This section is from the book "A Manual Of Pathology", by Guthrie McConnell. Also available from Amazon: A Manual Of Pathology.
Hyperemia may be active as a result of injuries or disease of the skull. Passive hyperemia may follow thrombosis of the venous sinuses. Neither of the above can be well recognized post-mortem, as by that time hypostasis has taken place and the blood has sought the lower levels.
Thrombosis of the sinuses is frequently secondary to extension of inflammation from adjacent bony structures, as in mastoid and middle-ear disease. It also occurs in infectious diseases, and is usually located in the superior longitudinal sinus. Cerebral softening or abscess formation with pulmonary or cardiac embolism may follow thrombosis and cause death.
Hemorrhage is commonly due to injury, and may take place on the internal or external surface of the dura. A comparatively large amount of blood may collect between the skull and the dura - an internal cephalhematoma - and give rise to serious compression symptoms. Small hemorrhages, frequently multiple, may be found in the substance of the dura after death by suffocation.

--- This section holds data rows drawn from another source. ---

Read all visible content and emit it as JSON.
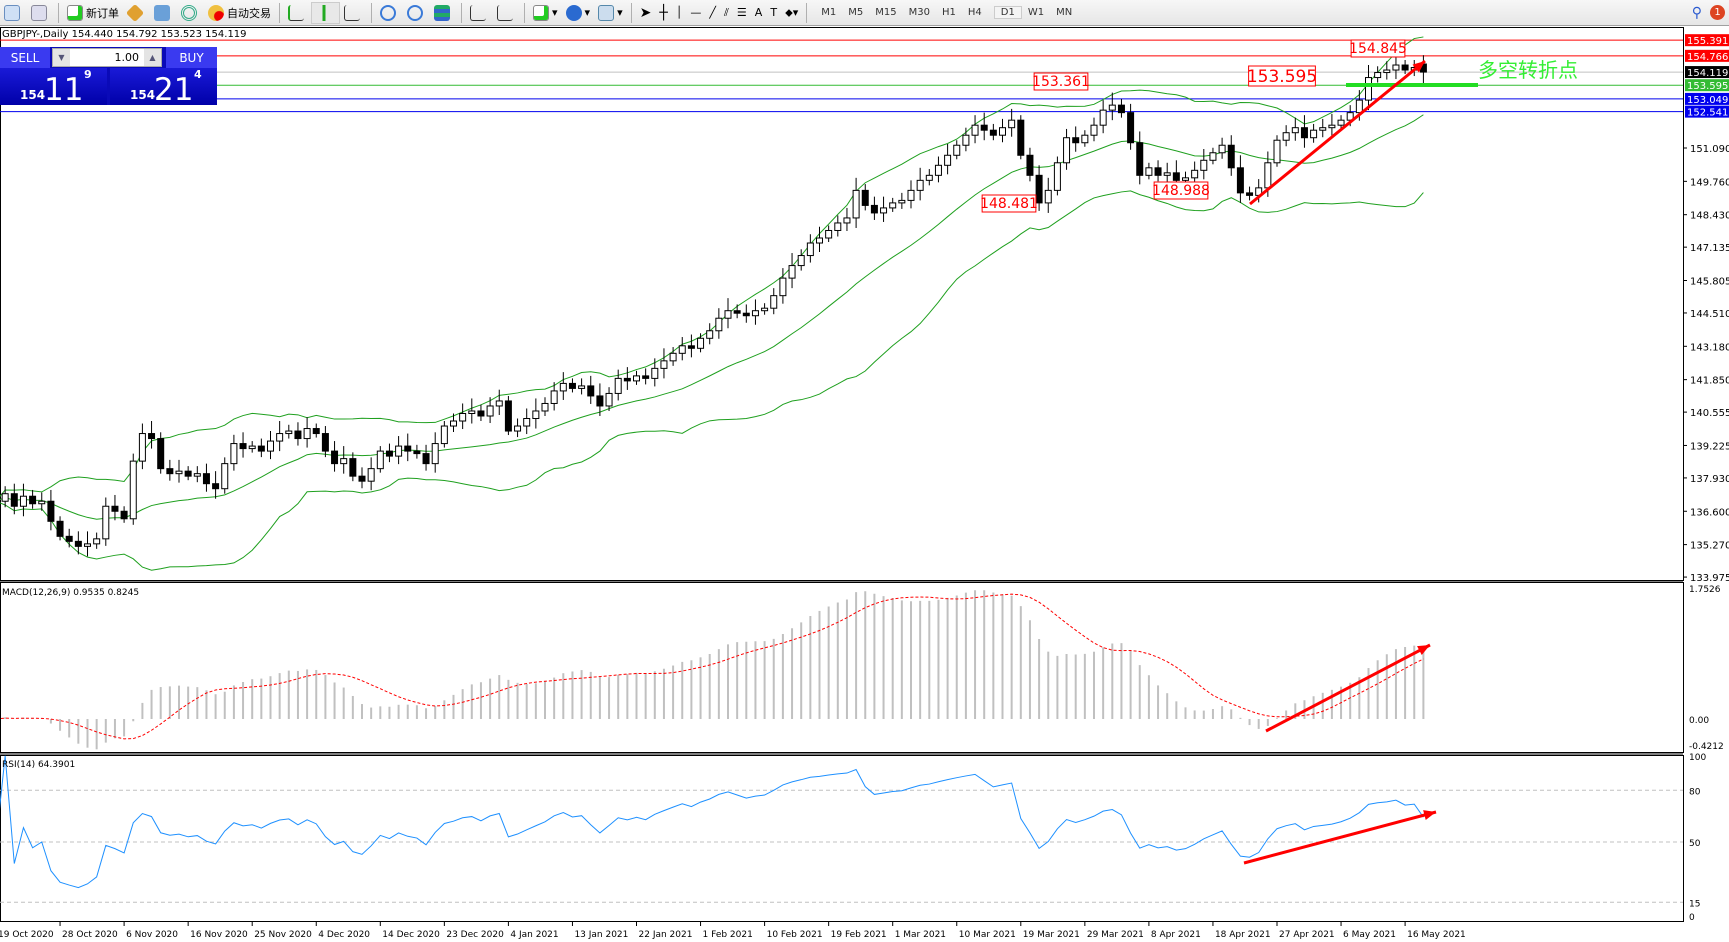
{
  "toolbar": {
    "new_order": "新订单",
    "auto_trade": "自动交易",
    "timeframes": [
      "M1",
      "M5",
      "M15",
      "M30",
      "H1",
      "H4",
      "D1",
      "W1",
      "MN"
    ],
    "active_timeframe": "D1",
    "notification_count": "1"
  },
  "chart_header": "GBPJPY-,Daily  154.440 154.792 153.523 154.119",
  "trade_panel": {
    "sell_label": "SELL",
    "buy_label": "BUY",
    "lot": "1.00",
    "sell_big": "154",
    "sell_mid": "11",
    "sell_sup": "9",
    "buy_big": "154",
    "buy_mid": "21",
    "buy_sup": "4"
  },
  "colors": {
    "bull": "#ffffff",
    "bear": "#000000",
    "bands": "#1fa01f",
    "macd_hist": "#c0c0c0",
    "macd_signal": "#ff0000",
    "rsi": "#1e90ff",
    "annotation": "#ff0000",
    "turn_text": "#33ee33"
  },
  "annotations": {
    "labels": [
      "153.361",
      "148.481",
      "148.988",
      "153.595",
      "154.845"
    ],
    "turn_point_text": "多空转折点"
  },
  "price_lines": [
    {
      "value": "155.391",
      "color": "#ff0000"
    },
    {
      "value": "154.766",
      "color": "#ff0000"
    },
    {
      "value": "154.119",
      "color": "#000000"
    },
    {
      "value": "153.595",
      "color": "#33bb33"
    },
    {
      "value": "153.049",
      "color": "#0000ee"
    },
    {
      "value": "152.541",
      "color": "#0000ee"
    }
  ],
  "chart_data": {
    "type": "candlestick",
    "symbol": "GBPJPY-",
    "period": "Daily",
    "last_bar": {
      "open": 154.44,
      "high": 154.792,
      "low": 153.523,
      "close": 154.119
    },
    "closes": [
      137.0,
      137.3,
      136.8,
      137.2,
      136.9,
      137.0,
      136.2,
      135.6,
      135.4,
      135.2,
      135.3,
      135.5,
      136.8,
      136.6,
      136.3,
      138.6,
      139.7,
      139.5,
      138.3,
      138.1,
      138.2,
      138.0,
      138.1,
      137.7,
      137.5,
      138.5,
      139.3,
      139.1,
      139.2,
      139.0,
      139.4,
      139.7,
      139.8,
      139.5,
      139.9,
      139.7,
      139.0,
      138.5,
      138.7,
      138.0,
      137.8,
      138.3,
      139.0,
      138.8,
      139.2,
      139.0,
      138.9,
      138.5,
      139.3,
      140.0,
      140.2,
      140.5,
      140.6,
      140.4,
      140.8,
      141.0,
      139.8,
      140.0,
      140.3,
      140.6,
      140.9,
      141.4,
      141.7,
      141.5,
      141.6,
      141.2,
      140.8,
      141.3,
      141.9,
      141.8,
      142.0,
      141.9,
      142.3,
      142.6,
      142.9,
      143.2,
      143.1,
      143.5,
      143.8,
      144.3,
      144.6,
      144.5,
      144.4,
      144.6,
      144.7,
      145.2,
      145.9,
      146.4,
      146.8,
      147.3,
      147.5,
      147.8,
      148.1,
      148.3,
      149.4,
      148.8,
      148.5,
      148.7,
      148.9,
      149.0,
      149.4,
      149.8,
      150.0,
      150.4,
      150.8,
      151.2,
      151.6,
      152.0,
      151.8,
      151.6,
      151.9,
      152.2,
      150.8,
      150.0,
      148.9,
      149.4,
      150.5,
      151.5,
      151.3,
      151.6,
      152.0,
      152.6,
      152.8,
      152.5,
      151.3,
      150.0,
      150.3,
      150.0,
      150.1,
      149.8,
      149.9,
      150.2,
      150.6,
      150.9,
      151.2,
      150.3,
      149.3,
      149.2,
      149.5,
      150.5,
      151.4,
      151.7,
      151.9,
      151.5,
      151.8,
      151.9,
      152.0,
      152.2,
      152.5,
      153.0,
      153.9,
      154.1,
      154.2,
      154.4,
      154.2,
      154.3,
      154.119
    ],
    "price_ticks": [
      "151.090",
      "149.760",
      "148.430",
      "147.135",
      "145.805",
      "144.510",
      "143.180",
      "141.850",
      "140.555",
      "139.225",
      "137.930",
      "136.600",
      "135.270",
      "133.975"
    ],
    "date_labels": [
      "19 Oct 2020",
      "28 Oct 2020",
      "6 Nov 2020",
      "16 Nov 2020",
      "25 Nov 2020",
      "4 Dec 2020",
      "14 Dec 2020",
      "23 Dec 2020",
      "4 Jan 2021",
      "13 Jan 2021",
      "22 Jan 2021",
      "1 Feb 2021",
      "10 Feb 2021",
      "19 Feb 2021",
      "1 Mar 2021",
      "10 Mar 2021",
      "19 Mar 2021",
      "29 Mar 2021",
      "8 Apr 2021",
      "18 Apr 2021",
      "27 Apr 2021",
      "6 May 2021",
      "16 May 2021"
    ],
    "indicators": {
      "bollinger": "Bollinger Bands",
      "macd": {
        "label": "MACD(12,26,9) 0.9535 0.8245",
        "ticks": [
          "1.7526",
          "0.00",
          "-0.4212"
        ],
        "range": [
          -0.4212,
          1.7526
        ]
      },
      "rsi": {
        "label": "RSI(14) 64.3901",
        "ticks": [
          "100",
          "80",
          "50",
          "15",
          "0"
        ],
        "levels": [
          80,
          50,
          15
        ]
      }
    }
  }
}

Acute pachymeningitis is the result of infection following injury or disease of the skull. It may be local or general, and is characterized by the presence of pus. The dura is much thickened and swollen by round-cell infiltration, and is covered by a layer of purulent material. Hemorrhagic pachymeningitis is found in the old, the insane, and in alcoholics, usually in the area that is supplied by the middle meningeal artery. It consists of a chronic inflammation of the internal layer of the dura mater, characterized by the formation of layers of new, delicate connective tissue with numerous very thin-walled blood-vessels from which the blood is prone to escape. At times this may be so extensive as to simulate a hemorrhage. The coloring-matter may be absorbed and leave a collection of serous fluid - a hygroma.
In more advanced stages the new membrane may become greatly thickened, its outermost layers being changed into dense fibrous tissue with the obliteration of the vessels.
Chronic internal pachymeningitis is of obscure etiology, probably hematogenic, and is usually accompanied by disease of the pia and arachnoid. It is characterized by the deposition of numerous layers of fibrinous exudation upon the internal surface of the dura. These gradually undergo fibrous replacement, with frequently the formation of many new capillaries. The dura becomes more adherent to the bone, and calcareous infiltration is sometimes encountered.

Fig. 182. - Section of a Psammoma of the Dura Mater. X 200 (Ziegler).
Tuberculosis of the dura usually follows tuberculous disease of' the bones of the skull or of the pia-arachnoid. It may be present as miliary tubercles or as large caseous masses.
Syphilis may give rise to a pachymeningitis fibrosa, causing a dense thickening of the dura. It may also be present as gummata, which may have originated either within the dura or within the bones of the skull, and have secondarily invaded the membrane.
The most common is the sarcoma, which maybe either spindle or round-celled, and quite often alveolar. These growths extend from the inner surface of the dura toward the brain. They may be flat or more elevated, and vary greatly in size. If they form on the outer surface of the dura, they may cause absorption of the bone and perforation. If the blood-supply is very rich, these growths are called angiosarcoma. Endothelioma may develop upon the inner surface of the membrane. Other forms of primary tumors are rare, psammoma, lipoma, and fibroma seldom occurring.
Secondary tumors may follow malignant disease of neighboring structures - may be sarcoma, glioma, or carcinoma.
Parasites are rare; the echinococcus and the Cysticercus cellulosoe have been described.